Texas v. Hopwood
Headline: Declined to review race- and national-origin-based admissions rules at a public law school, leaving lower-court findings about the discontinued 1992 University of Texas program in place and the major question unresolved.
Holding: The Court denied review and refused to decide whether public colleges may consider race or national origin in admissions because the petition attacked opinions rather than final judgments and the 1992 program was discontinued.
- Leaves the national question about race in admissions unresolved for now.
- Keeps lower-court findings about the discontinued 1992 UT program intact.

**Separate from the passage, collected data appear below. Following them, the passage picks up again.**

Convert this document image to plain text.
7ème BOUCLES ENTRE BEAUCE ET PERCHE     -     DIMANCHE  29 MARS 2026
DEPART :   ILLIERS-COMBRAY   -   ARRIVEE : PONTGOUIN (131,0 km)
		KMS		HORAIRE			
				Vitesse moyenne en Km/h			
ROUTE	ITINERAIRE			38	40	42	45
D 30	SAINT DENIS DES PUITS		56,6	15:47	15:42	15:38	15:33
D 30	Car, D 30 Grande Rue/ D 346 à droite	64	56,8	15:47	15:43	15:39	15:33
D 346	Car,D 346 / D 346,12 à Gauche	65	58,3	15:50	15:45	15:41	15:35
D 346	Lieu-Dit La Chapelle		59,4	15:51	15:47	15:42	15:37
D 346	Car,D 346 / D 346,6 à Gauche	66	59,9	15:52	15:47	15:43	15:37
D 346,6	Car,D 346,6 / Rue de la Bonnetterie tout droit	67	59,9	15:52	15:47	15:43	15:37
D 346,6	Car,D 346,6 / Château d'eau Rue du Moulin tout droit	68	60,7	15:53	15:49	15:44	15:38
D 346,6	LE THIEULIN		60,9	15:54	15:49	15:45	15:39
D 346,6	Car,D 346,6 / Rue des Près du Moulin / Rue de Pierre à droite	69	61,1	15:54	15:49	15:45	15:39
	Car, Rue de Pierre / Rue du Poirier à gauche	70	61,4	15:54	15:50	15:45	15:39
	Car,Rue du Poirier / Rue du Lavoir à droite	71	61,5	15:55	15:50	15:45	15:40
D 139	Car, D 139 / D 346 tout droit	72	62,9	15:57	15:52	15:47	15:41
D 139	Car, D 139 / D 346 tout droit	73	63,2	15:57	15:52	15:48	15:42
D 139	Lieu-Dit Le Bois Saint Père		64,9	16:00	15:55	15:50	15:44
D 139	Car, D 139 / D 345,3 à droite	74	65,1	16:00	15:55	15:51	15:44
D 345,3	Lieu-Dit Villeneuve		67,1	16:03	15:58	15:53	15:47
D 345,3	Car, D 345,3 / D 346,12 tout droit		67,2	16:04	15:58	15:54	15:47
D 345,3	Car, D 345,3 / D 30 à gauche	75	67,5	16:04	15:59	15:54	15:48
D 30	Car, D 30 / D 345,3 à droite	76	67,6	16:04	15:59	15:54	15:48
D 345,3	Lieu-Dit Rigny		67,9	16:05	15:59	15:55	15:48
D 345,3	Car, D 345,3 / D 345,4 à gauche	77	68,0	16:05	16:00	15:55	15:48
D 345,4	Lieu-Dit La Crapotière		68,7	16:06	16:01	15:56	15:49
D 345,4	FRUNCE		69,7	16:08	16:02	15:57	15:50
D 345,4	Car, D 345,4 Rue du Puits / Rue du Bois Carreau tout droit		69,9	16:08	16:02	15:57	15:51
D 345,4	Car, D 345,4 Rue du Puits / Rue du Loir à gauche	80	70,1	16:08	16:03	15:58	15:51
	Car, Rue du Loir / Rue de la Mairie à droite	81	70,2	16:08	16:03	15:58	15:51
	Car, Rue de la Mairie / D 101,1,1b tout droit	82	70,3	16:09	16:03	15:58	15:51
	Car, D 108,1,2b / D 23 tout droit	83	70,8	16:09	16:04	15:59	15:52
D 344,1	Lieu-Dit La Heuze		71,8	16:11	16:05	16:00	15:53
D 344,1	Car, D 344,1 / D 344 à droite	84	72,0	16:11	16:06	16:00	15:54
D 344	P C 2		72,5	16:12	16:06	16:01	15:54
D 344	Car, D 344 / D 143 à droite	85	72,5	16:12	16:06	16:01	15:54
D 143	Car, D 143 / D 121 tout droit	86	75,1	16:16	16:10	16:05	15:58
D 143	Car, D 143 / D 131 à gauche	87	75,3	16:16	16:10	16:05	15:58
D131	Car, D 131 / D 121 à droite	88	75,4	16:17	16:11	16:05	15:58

- Requires a final, concrete case before the Court will decide current admissions policies.
Summary
Background
People asked the Court to decide whether public colleges and graduate schools may use race or national origin as a factor in admissions. The petition involved the University of Texas Law School’s 1992 admissions program, but petitioners and the United States agreed that the 1992 program was constitutionally flawed, has been discontinued, and will not be reinstated. Instead of defending that past program, the petition challenged the reasoning used by the Court of Appeals.
Reasoning
The Court refused to take up the broad constitutional question because it reviews final judgments, not advisory opinions. Justice Ginsburg, joined by Justice Souter, explained that the record before the Court was not adequate and the dispute over the 1992 program was no longer live. The Court said it must await a final judgment about a program that is actually in controversy before deciding the important national question about race or national origin in admissions.
Real world impact
Because the Court denied review, it did not settle the nationwide question and left the issue for a properly presented case. The 1992 University of Texas program remains recognized in the record as unconstitutional and discontinued, but the broader legal question about current admissions practices was left unanswered. Lower courts and future litigants will need a final, concrete dispute about a current program before the Supreme Court will rule on the matter.